Medical agency aims to fix flaws
By Beverly Creamer
Advertiser Staff Writer
The state agency that investigates alleged misconduct in the medical profession is looking at new ways to overhaul a disciplinary system that has been criticized as failing to safeguard Hawai'i patients.
"We're trying to look at the variables what's going on here," said JoAnn Uchida, complaints and enforcement officer with RICO, the Regulated Industries Complaints office that examines allegations of wrongdoing against doctors. "We put a task force together internally to do a lot of streamlining of the process, but unfortunately that hasn't translated into 2001 numbers we can be proud of."
In a national report released this morning by Ralph Nader's consumer advocate and watchdog group Public Citizen, Hawai'i ranked last in the nation in 2001 for the number of disciplinary actions taken by the State Board of Medical Examiners per 1,000 physicians. The previous year, Hawai'i finished 47th of the 50 states.
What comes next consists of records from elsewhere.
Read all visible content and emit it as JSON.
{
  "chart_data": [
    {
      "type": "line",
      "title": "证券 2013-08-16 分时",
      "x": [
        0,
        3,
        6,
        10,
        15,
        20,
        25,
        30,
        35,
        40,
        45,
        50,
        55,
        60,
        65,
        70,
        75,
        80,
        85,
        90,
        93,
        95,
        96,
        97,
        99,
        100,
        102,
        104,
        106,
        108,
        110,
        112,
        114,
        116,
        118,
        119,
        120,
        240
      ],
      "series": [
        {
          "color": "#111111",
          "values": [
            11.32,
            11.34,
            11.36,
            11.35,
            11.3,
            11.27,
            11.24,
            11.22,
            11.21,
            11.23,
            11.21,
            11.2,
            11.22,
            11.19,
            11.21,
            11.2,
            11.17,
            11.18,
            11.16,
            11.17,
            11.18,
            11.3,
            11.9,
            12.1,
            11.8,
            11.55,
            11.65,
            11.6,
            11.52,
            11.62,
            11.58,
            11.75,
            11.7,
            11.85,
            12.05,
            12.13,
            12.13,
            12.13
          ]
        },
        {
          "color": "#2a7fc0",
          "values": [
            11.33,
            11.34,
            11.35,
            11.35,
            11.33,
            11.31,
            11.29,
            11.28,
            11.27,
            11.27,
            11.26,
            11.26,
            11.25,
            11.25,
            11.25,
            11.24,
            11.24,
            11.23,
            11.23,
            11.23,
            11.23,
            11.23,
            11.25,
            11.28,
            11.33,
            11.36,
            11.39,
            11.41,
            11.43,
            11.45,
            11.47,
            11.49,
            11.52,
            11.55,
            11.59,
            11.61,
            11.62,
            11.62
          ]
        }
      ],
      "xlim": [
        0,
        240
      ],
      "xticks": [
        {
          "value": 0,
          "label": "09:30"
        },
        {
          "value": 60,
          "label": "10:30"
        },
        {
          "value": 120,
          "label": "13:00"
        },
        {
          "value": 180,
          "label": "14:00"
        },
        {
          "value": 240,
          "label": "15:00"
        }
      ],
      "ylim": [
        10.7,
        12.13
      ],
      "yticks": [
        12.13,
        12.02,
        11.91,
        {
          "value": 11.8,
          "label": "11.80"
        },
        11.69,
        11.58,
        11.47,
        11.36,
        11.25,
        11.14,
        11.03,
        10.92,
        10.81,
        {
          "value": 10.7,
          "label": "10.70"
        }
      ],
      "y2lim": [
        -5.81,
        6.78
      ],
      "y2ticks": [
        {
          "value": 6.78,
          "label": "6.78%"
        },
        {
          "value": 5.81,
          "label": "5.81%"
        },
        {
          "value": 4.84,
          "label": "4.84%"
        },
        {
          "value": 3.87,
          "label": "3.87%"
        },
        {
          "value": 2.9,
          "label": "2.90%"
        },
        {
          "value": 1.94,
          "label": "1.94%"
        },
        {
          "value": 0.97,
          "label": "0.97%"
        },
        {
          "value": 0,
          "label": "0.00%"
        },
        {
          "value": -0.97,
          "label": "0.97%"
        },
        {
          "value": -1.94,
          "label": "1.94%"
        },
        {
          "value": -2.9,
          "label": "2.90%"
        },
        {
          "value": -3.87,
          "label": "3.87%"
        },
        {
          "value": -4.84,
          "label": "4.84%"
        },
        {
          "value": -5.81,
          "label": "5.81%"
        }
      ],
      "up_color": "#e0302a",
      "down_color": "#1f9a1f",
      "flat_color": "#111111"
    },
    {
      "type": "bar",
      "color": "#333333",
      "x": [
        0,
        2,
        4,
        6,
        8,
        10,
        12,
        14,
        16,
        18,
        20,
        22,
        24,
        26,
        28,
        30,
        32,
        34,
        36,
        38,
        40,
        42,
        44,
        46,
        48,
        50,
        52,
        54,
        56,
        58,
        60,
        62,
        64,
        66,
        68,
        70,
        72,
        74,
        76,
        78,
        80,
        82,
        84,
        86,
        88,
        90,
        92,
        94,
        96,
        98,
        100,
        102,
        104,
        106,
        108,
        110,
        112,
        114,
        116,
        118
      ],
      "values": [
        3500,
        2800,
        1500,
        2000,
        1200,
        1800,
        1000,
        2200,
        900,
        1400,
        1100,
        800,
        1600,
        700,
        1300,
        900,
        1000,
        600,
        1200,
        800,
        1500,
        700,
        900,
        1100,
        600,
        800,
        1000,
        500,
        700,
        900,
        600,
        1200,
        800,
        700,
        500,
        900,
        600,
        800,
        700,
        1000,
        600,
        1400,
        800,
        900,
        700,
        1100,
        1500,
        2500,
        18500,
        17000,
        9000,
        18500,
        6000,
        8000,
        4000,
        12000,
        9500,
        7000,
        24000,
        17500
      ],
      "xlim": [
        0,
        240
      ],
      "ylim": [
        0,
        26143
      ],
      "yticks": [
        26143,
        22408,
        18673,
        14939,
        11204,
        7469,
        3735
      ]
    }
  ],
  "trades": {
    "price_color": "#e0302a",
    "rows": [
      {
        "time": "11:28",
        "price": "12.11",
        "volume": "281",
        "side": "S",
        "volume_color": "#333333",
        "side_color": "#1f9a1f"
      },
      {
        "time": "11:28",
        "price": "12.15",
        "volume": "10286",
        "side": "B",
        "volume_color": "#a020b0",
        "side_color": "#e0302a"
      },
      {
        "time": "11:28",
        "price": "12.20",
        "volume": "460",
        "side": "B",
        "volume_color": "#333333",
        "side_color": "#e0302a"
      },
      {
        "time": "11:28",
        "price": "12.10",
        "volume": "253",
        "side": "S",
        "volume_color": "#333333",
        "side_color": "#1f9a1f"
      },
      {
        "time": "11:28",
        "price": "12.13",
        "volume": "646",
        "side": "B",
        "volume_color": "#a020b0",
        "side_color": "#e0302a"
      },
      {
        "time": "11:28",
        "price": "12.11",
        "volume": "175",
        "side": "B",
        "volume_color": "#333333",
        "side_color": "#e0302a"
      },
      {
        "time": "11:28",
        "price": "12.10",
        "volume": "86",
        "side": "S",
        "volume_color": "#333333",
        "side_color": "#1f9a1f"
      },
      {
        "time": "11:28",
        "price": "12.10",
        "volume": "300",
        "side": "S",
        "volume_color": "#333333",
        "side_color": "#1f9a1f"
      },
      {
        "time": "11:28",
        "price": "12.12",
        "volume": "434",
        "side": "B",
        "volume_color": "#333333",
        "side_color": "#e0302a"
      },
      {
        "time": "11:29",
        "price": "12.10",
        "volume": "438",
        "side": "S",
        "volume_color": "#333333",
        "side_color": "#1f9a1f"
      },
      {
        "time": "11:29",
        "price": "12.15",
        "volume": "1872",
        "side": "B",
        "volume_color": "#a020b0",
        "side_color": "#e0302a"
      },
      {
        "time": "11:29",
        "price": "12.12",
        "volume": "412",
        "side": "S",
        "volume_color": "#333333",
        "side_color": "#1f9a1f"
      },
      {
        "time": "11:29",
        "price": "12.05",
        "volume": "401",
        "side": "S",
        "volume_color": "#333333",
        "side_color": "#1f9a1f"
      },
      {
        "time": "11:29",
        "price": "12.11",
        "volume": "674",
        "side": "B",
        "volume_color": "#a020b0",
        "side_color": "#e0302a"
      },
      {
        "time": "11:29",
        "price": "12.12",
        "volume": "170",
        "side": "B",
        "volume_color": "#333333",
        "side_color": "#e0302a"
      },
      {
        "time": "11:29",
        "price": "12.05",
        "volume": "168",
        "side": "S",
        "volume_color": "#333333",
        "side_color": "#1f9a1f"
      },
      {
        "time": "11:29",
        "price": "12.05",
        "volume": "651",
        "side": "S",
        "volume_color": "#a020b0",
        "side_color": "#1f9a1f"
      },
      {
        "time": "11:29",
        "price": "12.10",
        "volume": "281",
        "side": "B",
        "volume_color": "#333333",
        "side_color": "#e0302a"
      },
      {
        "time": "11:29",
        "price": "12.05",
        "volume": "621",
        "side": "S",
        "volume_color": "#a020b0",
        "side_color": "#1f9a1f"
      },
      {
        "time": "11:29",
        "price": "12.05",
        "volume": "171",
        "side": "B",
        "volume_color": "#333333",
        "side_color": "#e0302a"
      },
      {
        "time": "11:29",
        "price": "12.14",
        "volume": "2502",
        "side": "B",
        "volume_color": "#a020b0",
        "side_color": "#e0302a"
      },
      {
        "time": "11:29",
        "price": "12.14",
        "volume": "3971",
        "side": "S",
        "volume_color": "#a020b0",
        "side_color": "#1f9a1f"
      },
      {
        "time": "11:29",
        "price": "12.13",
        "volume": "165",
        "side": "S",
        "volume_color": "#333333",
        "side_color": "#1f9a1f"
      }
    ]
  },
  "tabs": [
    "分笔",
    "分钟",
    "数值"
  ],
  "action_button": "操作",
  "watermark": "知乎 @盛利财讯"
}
"The state boards should hold physicians to the highest standards," said Dr. Sidney Wolfe, director of the Health Research Group at Public Citizen. "If they're not, patients are vulnerable to doctors who are practicing bad medicine and endangering lives."
The advocacy group also today launched an online site for 13 states, including Hawai'i, that lists the names of doctors who have been disciplined by the medical board for incompetence, misprescribing drugs, sexual misconduct, criminal convictions, ethical lapses and other offenses.
The site lists the names of 98 doctors licensed in Hawai'i who have been disciplined under these categories since 1992. After 9 a.m. today there will be public access to the site at www.questionabledoctors.org.
Nader's group said that most of the Hawai'i doctors in the listing were not required to stop practicing, even temporarily.
Uchida said her records show that in the past 10 years, there have been 17 suspensions of doctor's licenses for up to two years, 20 license revocations and 57 cases that involved some other type of sanction, such as a requirement that the physician participate in a treatment program. In addition, there were 45 Hawai'i cases that involved monetary sanctions such as fines, she said.
The Public Citizen study points out that state medical boards that have adequate money and staffing, independent leadership and the power to undertake "significant investigations and follow through with discipline" are most likely to be effective.
Doctors and regulators in Hawai'i agree that the state's system has its flaws and may require legislative revamping. Some of the problems include:
A lack of teeth in the Board of Medical Examiners itself, which has no investigative or enforcement powers. Those powers have been given to RICO which is responsible for oversight not just of the state's 5,630 licensed physicians more than half of whom don't live in the state but of 46 other state boards and commissions, a vast array that stretches investigators to the limit.
"That's where there's a holdup," said Dr. Gerald McKenna, president of the Hawai'i Medical Association. "RICO investigators are often overworked and they may not have the particular expertise ... I've seen (an investigation) take years."
Limits to the authority of the Board of Medical Examiners and RICO and the limited nature of the sanctions that the board can use.
"The board doesn't always want to 'drop the bomb' with suspension or revocation (of a license)," Uchida said. "Reprimand or censure might be more palatable for the board. So we want to see if maybe giving more alternatives might be worth exploring."
The statutory provision requiring a volunteer physician to review documents in each case. Of 110 cases in 2000, 19 were dropped for lack of evidence after review by a committee member, Uchida said.
"We don't know if we're not giving (the volunteer physicians) enough information or there's reticence on their part to come up with a recommendation that there's been a violation," she said. "Is it just a matter of human nature that they were uncomfortable being the one making the call?"
Constance Cabral-Makanani, executive director of the Hawai'i Board of Medical Examiners, is equally concerned.
"It would be more comfortable if there is a larger panel," she said. "Some physicians may be reluctant to make certain judgments against another physician or colleague. A lot of times RICO can only get one physician to review a case."
Uchida plans to ask the medical community to put together panels of physicians who might serve as reviewers of cases, rather than having such review fall on individuals.